Exercise 1 — Draft a minimal contract for an Orders topic
Create a one-page contract for a streaming topic named orders_events that captures order lifecycle events.
- Include: purpose, owner, schema with types, keys, allowed event values, freshness target, uniqueness, and a basic change policy.
- Keep it concise but testable.
Show solution
name: orders_events
purpose: Order lifecycle events for analytics, fraud, and fulfillment
owner: team-commerce-platform
schema:
format: json
version: 1.0.0
primary_key: event_id
fields:
- {name: event_id, type: string, required: true}
- {name: order_id, type: string, required: true}
- {name: event_type, type: string, allowed: [CREATED, PAID, SHIPPED, CANCELLED], required: true}
- {name: event_ts, type: timestamp, timezone: UTC, required: true}
quality:
freshness: {target: <= 5m, alert_after: 10m}
uniqueness: {keys: [event_id]}
changes:
versioning: semver
deprecate_notice: 30 days
Exercise 2 — Plan a safe schema change
You need to add device_type (string, optional) and remove event_url from orders_events. Propose a plan that avoids breaking consumers.
Show solution
- Bump minor version to 1.1.0 adding device_type as optional; communicate change.
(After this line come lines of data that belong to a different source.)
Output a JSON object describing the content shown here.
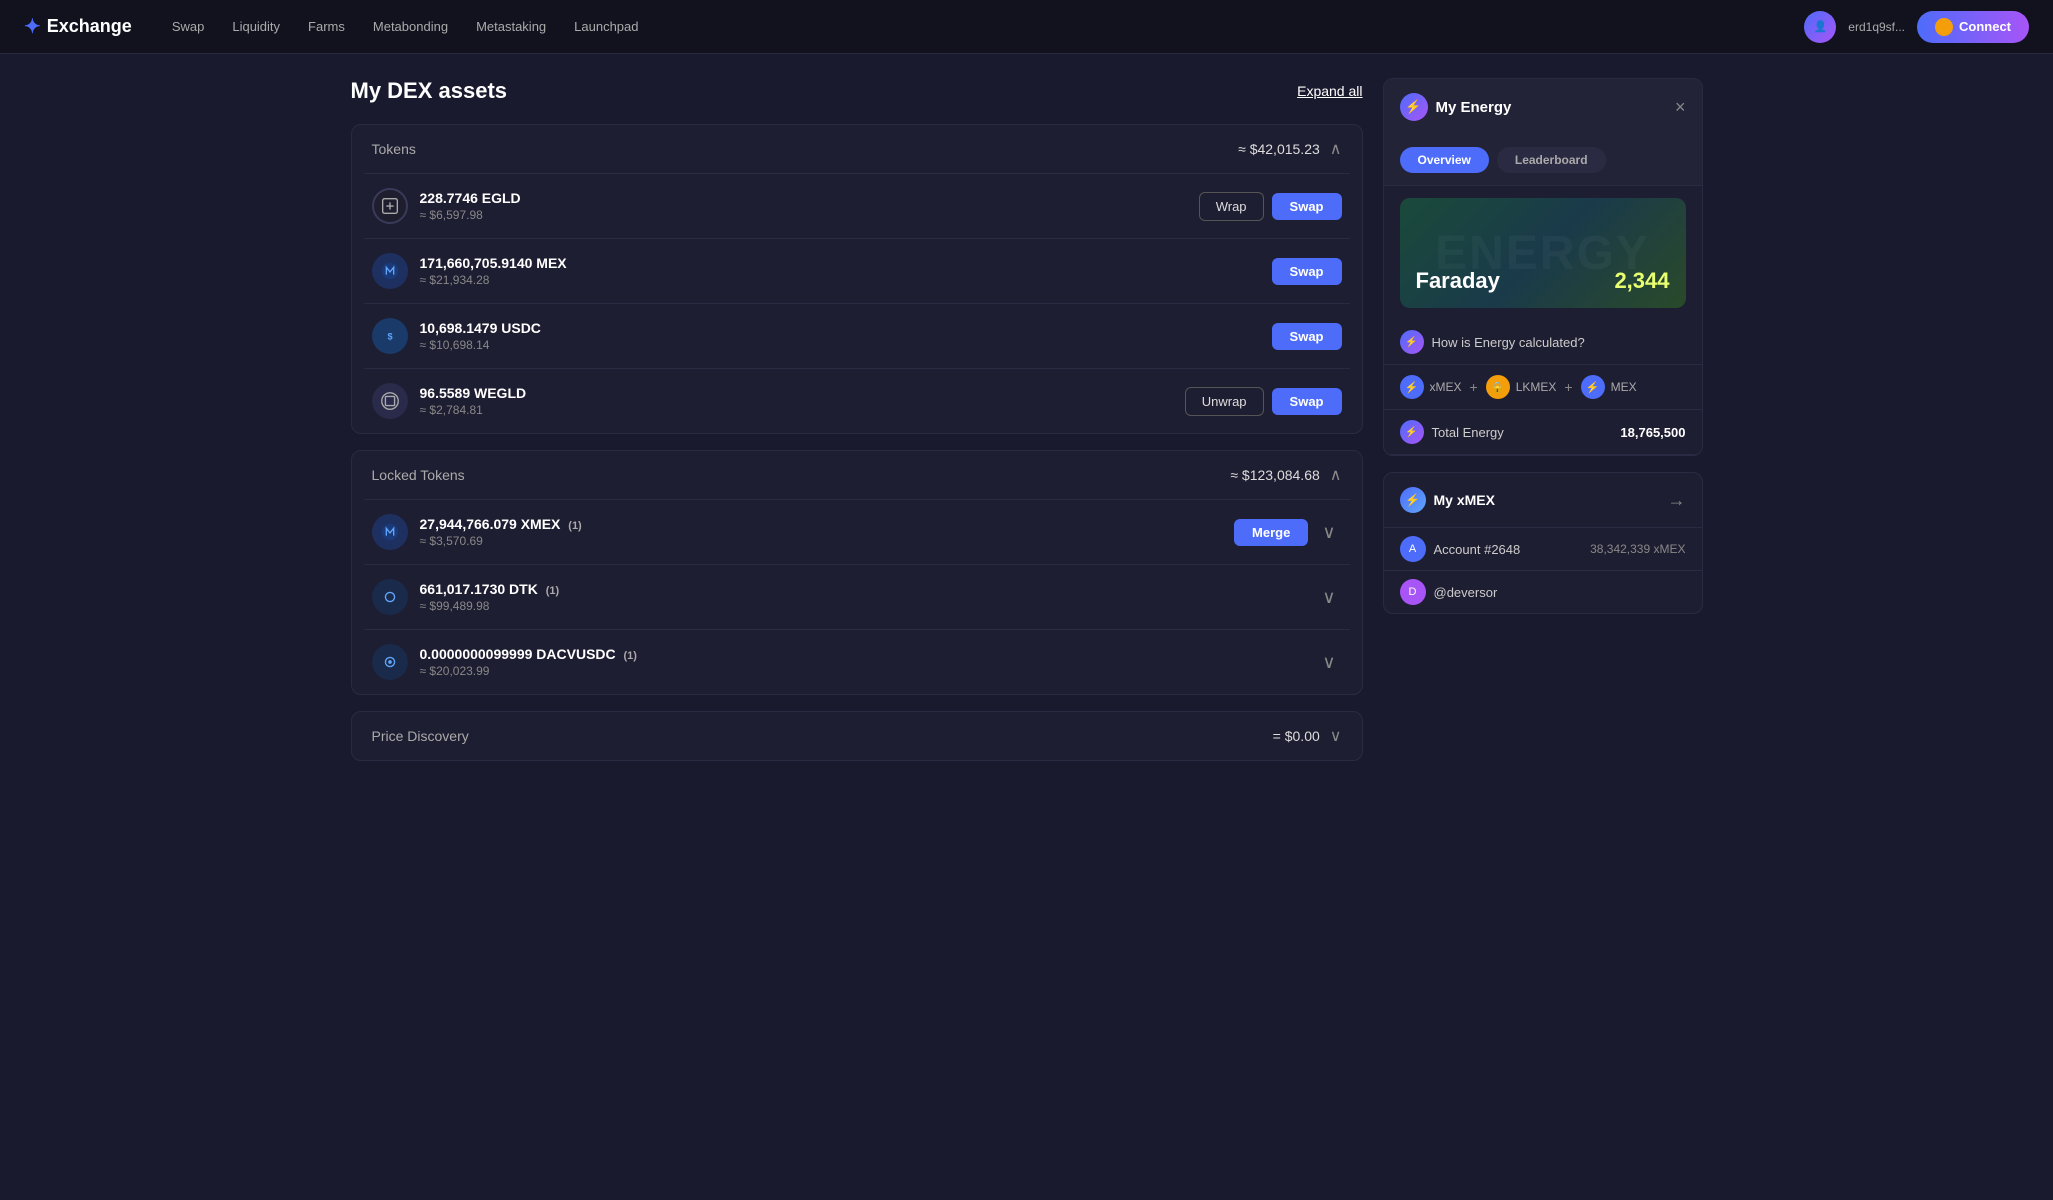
{
  "navbar": {
    "logo": "Exchange",
    "logo_prefix": "✦",
    "links": [
      "Swap",
      "Liquidity",
      "Farms",
      "Metabonding",
      "Metastaking",
      "Launchpad"
    ],
    "address": "erd1q9sf...",
    "connect_btn": "Connect",
    "coin_color": "#f59e0b"
  },
  "page": {
    "title": "My DEX assets",
    "expand_all": "Expand all"
  },
  "tokens_section": {
    "title": "Tokens",
    "total": "≈ $42,015.23",
    "tokens": [
      {
        "symbol": "EGLD",
        "amount": "228.7746 EGLD",
        "usd": "≈ $6,597.98",
        "actions": [
          "Wrap",
          "Swap"
        ],
        "icon_type": "egld"
      },
      {
        "symbol": "MEX",
        "amount": "171,660,705.9140 MEX",
        "usd": "≈ $21,934.28",
        "actions": [
          "Swap"
        ],
        "icon_type": "mex"
      },
      {
        "symbol": "USDC",
        "amount": "10,698.1479 USDC",
        "usd": "≈ $10,698.14",
        "actions": [
          "Swap"
        ],
        "icon_type": "usdc"
      },
      {
        "symbol": "WEGLD",
        "amount": "96.5589 WEGLD",
        "usd": "≈ $2,784.81",
        "actions": [
          "Unwrap",
          "Swap"
        ],
        "icon_type": "wegld"
      }
    ]
  },
  "locked_section": {
    "title": "Locked Tokens",
    "total": "≈ $123,084.68",
    "tokens": [
      {
        "symbol": "XMEX",
        "amount": "27,944,766.079 XMEX",
        "badge": "(1)",
        "usd": "≈ $3,570.69",
        "actions": [
          "Merge"
        ],
        "has_expand": true,
        "icon_type": "xmex"
      },
      {
        "symbol": "DTK",
        "amount": "661,017.1730 DTK",
        "badge": "(1)",
        "usd": "≈ $99,489.98",
        "actions": [],
        "has_expand": true,
        "icon_type": "dtk"
      },
      {
        "symbol": "DACVUSDC",
        "amount": "0.0000000099999 DACVUSDC",
        "badge": "(1)",
        "usd": "≈ $20,023.99",
        "actions": [],
        "has_expand": true,
        "icon_type": "dacvusdc"
      }
    ]
  },
  "price_discovery_section": {
    "title": "Price Discovery",
    "total": "= $0.00"
  },
  "right_panel": {
    "my_energy": {
      "title": "My Energy",
      "tabs": [
        "Overview",
        "Leaderboard"
      ],
      "active_tab": "Overview",
      "card_label": "Faraday",
      "card_value": "2,344",
      "card_bg_text": "ENERGY",
      "total_energy_label": "Total Energy",
      "total_energy_value": "18,765,500",
      "how_calculated": "How is Energy calculated?",
      "stat_items": [
        {
          "label": "xMEX",
          "color": "#4d6cfa"
        },
        {
          "label": "LKMEX",
          "color": "#f59e0b"
        },
        {
          "label": "MEX",
          "color": "#4d6cfa"
        }
      ]
    },
    "my_xmex": {
      "title": "My xMEX",
      "arrow": "→"
    },
    "leaderboard_rows": [
      {
        "username": "Account #2648",
        "value": "38,342,339 xMEX",
        "avatar_bg": "#4d6cfa"
      },
      {
        "username": "@deversor",
        "value": "",
        "avatar_bg": "#a855f7"
      }
    ]
  }
}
- Mark event_url as deprecated in 1.1.0; announce removal after 30 days.
- Dual-publish or keep field present but unused during deprecation window.
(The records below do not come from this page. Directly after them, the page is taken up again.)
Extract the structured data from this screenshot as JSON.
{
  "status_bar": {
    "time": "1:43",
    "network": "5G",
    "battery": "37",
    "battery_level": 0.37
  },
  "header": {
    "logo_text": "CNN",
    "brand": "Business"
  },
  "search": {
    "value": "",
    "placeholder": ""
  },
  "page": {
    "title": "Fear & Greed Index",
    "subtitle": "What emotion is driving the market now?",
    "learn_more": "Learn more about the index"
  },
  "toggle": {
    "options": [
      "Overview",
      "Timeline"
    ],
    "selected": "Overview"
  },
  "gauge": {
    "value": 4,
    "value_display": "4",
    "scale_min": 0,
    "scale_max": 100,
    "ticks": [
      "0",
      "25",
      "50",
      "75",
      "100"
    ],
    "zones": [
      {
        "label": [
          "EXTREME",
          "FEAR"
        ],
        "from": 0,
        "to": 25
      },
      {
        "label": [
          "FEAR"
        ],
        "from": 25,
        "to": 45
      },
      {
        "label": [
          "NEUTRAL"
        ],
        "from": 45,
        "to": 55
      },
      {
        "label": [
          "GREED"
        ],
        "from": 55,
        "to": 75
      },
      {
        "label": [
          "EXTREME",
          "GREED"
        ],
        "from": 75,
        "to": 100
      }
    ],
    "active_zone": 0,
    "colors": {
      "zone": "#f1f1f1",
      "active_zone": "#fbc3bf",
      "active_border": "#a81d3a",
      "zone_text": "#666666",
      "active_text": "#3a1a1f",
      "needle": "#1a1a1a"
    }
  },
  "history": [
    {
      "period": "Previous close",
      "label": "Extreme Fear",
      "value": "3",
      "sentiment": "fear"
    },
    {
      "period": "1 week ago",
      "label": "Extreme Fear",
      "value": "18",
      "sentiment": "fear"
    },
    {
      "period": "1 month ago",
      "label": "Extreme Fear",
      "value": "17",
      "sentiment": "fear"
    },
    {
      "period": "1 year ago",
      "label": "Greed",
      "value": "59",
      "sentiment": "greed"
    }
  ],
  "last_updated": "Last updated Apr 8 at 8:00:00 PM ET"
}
- After window, release 2.0.0 without event_url; keep 1.x for a transition period.
- Provide mapping notes and tests validating both 1.x and 2.x during migration.
Self-check after exercises
- Are all required fields and constraints explicit?
- Can you measure freshness and uniqueness automatically?
- Would a consumer know exactly what to do during your deprecation window?
Note: The quick test is available to everyone. Only logged-in users will have their progress saved.
Common mistakes and how to self-check
- Vague SLAs (e.g., "as soon as possible"). Self-check: Is there a numeric target and alert condition?
- Implicit semantics (e.g., local time without timezone). Self-check: Is timezone/units written?
- Unversioned changes (rename fields silently). Self-check: Does every change map to a version bump?
- No deprecation period. Self-check: Is there a minimum notice window?
- Missing keys. Self-check: What guarantees uniqueness and idempotency?
- Overly strict rules on third-party data. Self-check: Are tolerances realistic and monitored?
Practical projects
- Contract retrofit: Pick one pipeline, write a contract, and add two automated checks (freshness and uniqueness).
- Versioned rollout: Simulate adding a new field via minor version and deprecating an old one via major version.
- Quality dashboard: Create a small dashboard or report showing SLA compliance and contract violations for one dataset.
Learning path
- Start: Data Contracts Basics (this page).
- Next: Data quality checks and monitoring (freshness, completeness, alerts).
- Then: Schema evolution strategies and backward/forward compatibility.
- Advanced: Data product SLAs and error budgets across batch and streaming.
Next steps
- Turn one of your existing pipelines into a contracted data product.
- Automate at least two rules from your contract.
- Take the quick test to validate your understanding.
Mini challenge
In 10 minutes, write a contract summary (max 12 lines) for a dataset you own. Include: purpose, 5 fields with types, one key, one freshness target, one uniqueness rule, and a change policy in one sentence. Share it with a teammate and ask: "What did you have to guess?" Refine until nothing is ambiguous.